Спрашиваем, не пьет ли сын. Старуха долго молчит.
— То-то и пьет. А кто ж ее не пьет? Через это и все прахом. — Когда мы уже собираемся уходить, она спохватывается:
— Отпустили бы вы Ванюшку-то.
Как только Никульшин ознакомился с показаниями жены, он не стал больше запираться и сам вызвался показать место, где спрятал ворованные вещи. Можно было предполагать, что поездка отвечает и его желаниям.
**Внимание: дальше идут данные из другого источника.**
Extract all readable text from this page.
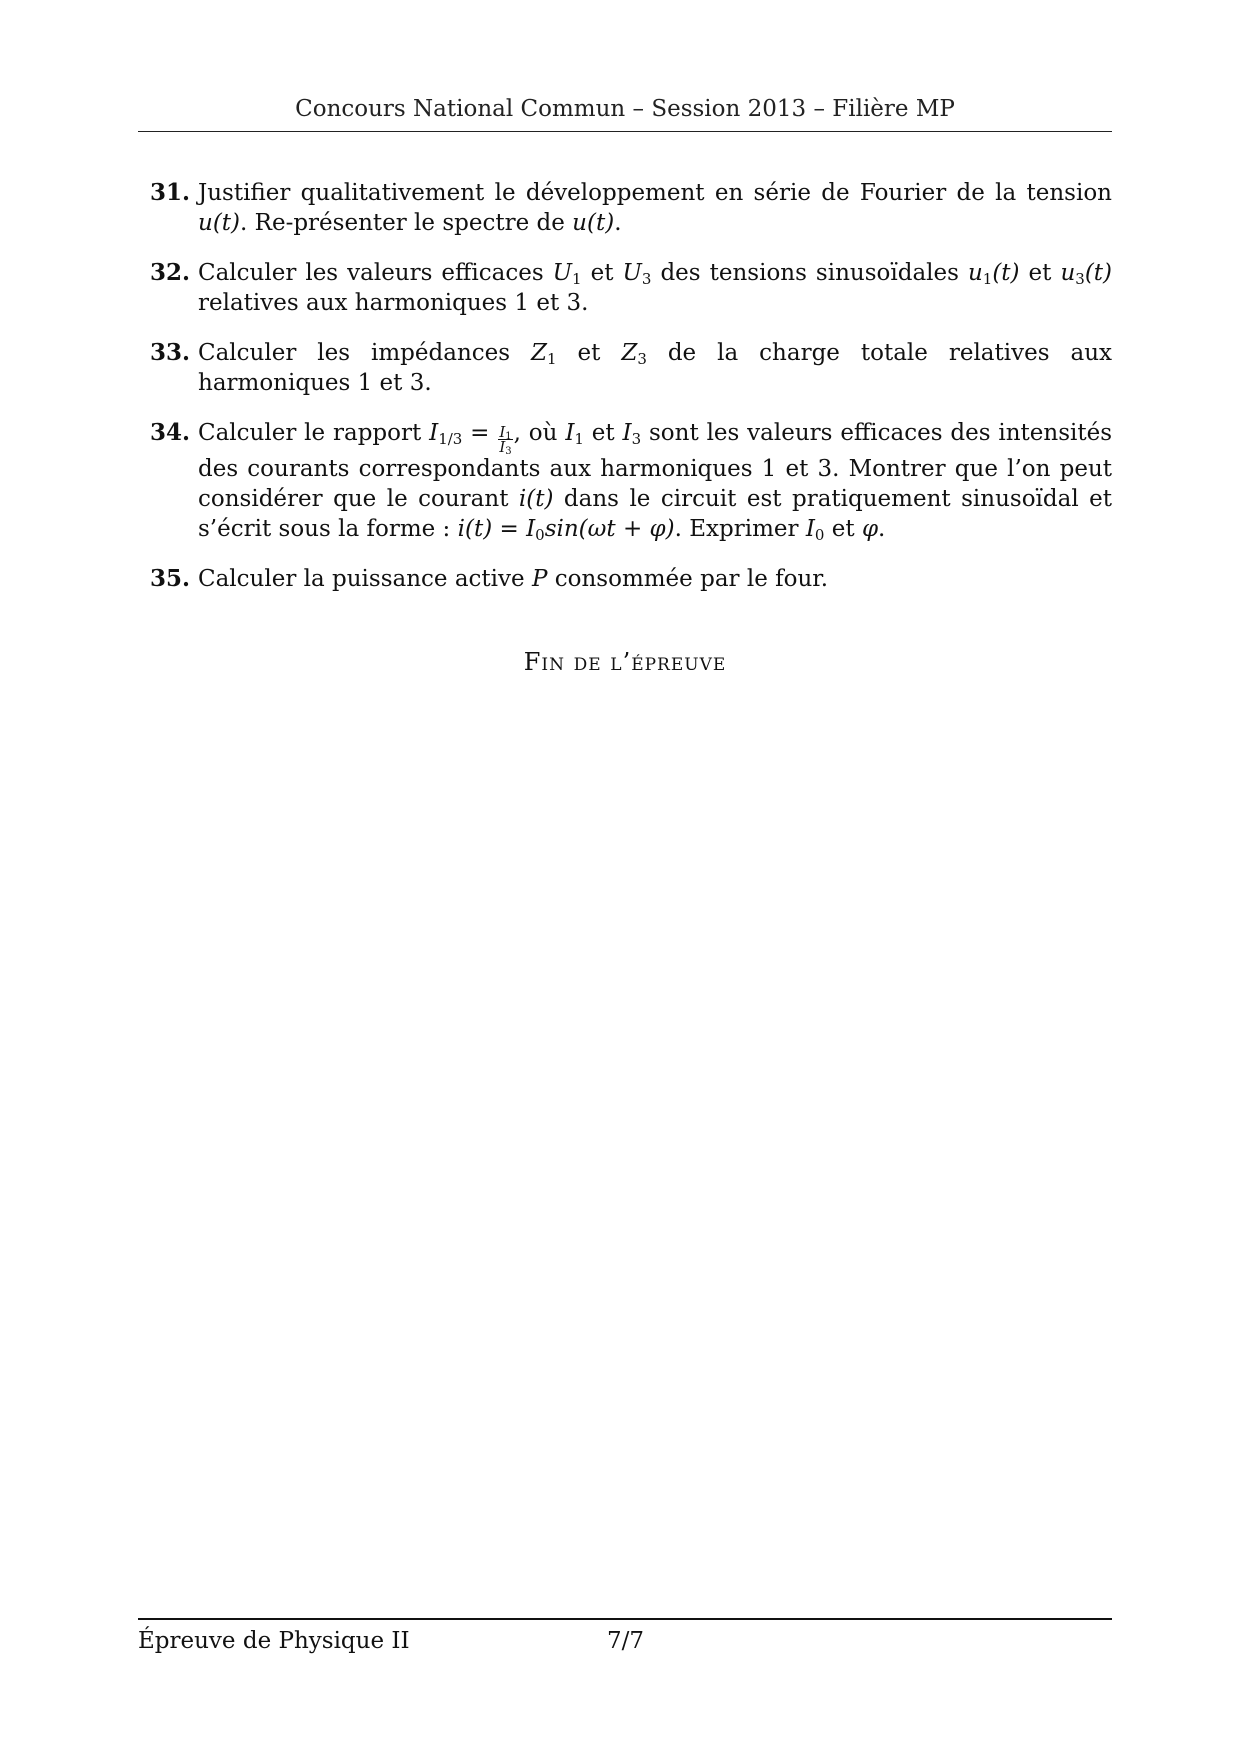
Concours National Commun – Session 2013 – Filière MP
31. Justifier qualitativement le développement en série de Fourier de la tension u(t). Re-présenter le spectre de u(t).
32. Calculer les valeurs efficaces $U_1$ et $U_3$ des tensions sinusoïdales $u_1(t)$ et $u_3(t)$ relatives aux harmoniques 1 et 3.
33. Calculer les impédances $Z_1$ et $Z_3$ de la charge totale relatives aux harmoniques 1 et 3.
34. Calculer le rapport $I_{1/3} = \frac{I_1}{I_3}$ , où $I_1$ et $I_3$ sont les valeurs efficaces des intensités des courants correspondants aux harmoniques 1 et 3. Montrer que l’on peut considérer que le courant i(t) dans le circuit est pratiquement sinusoïdal et s’écrit sous la forme : $i(t) = I_0\sin(\omega t + \varphi)$. Exprimer $I_0$ et φ.
35. Calculer la puissance active P consommée par le four.
Fin de l’épreuve
Épreuve de Physique II	7/7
После трехчасовой езды по колеистым проселкам милицейская линейка остановилась в километре от станции Тресвятская. Никульшин, сопровождаемый двумя конвоирами, уверенно углубился в лес. Около молодой сосны зияла свежевырытая яма, валялись этикетки, оберточная бумага. Никульшин поднял завязку и, выругавшись, швырнул:
— И мои забрал…
Еще не дойдя до машины, он рассказал, что кражу совершил вместе с Зубовым и что инструменты, найденные в чемодане, и салазки, на которых везли вещи, принадлежали Василию. Возвращались с тревожной мыслью, что Зубова в городе не застанем.
Его взяли с работы, прямо в промасленном комбинезоне, с грязными от мазута руками и привезли в прокуратуру. Он яростно отпирался. Маленький и коренастый, с острой плешивой головой, он торчал перед столом, словно гвоздь.
А в конце дня позвонили из Тресвятской. Проводник со служебной собакой вышел к оврагу, где Василий спрятал вещи, взятые из ямы Никульшина. Нашли и санки Зубова.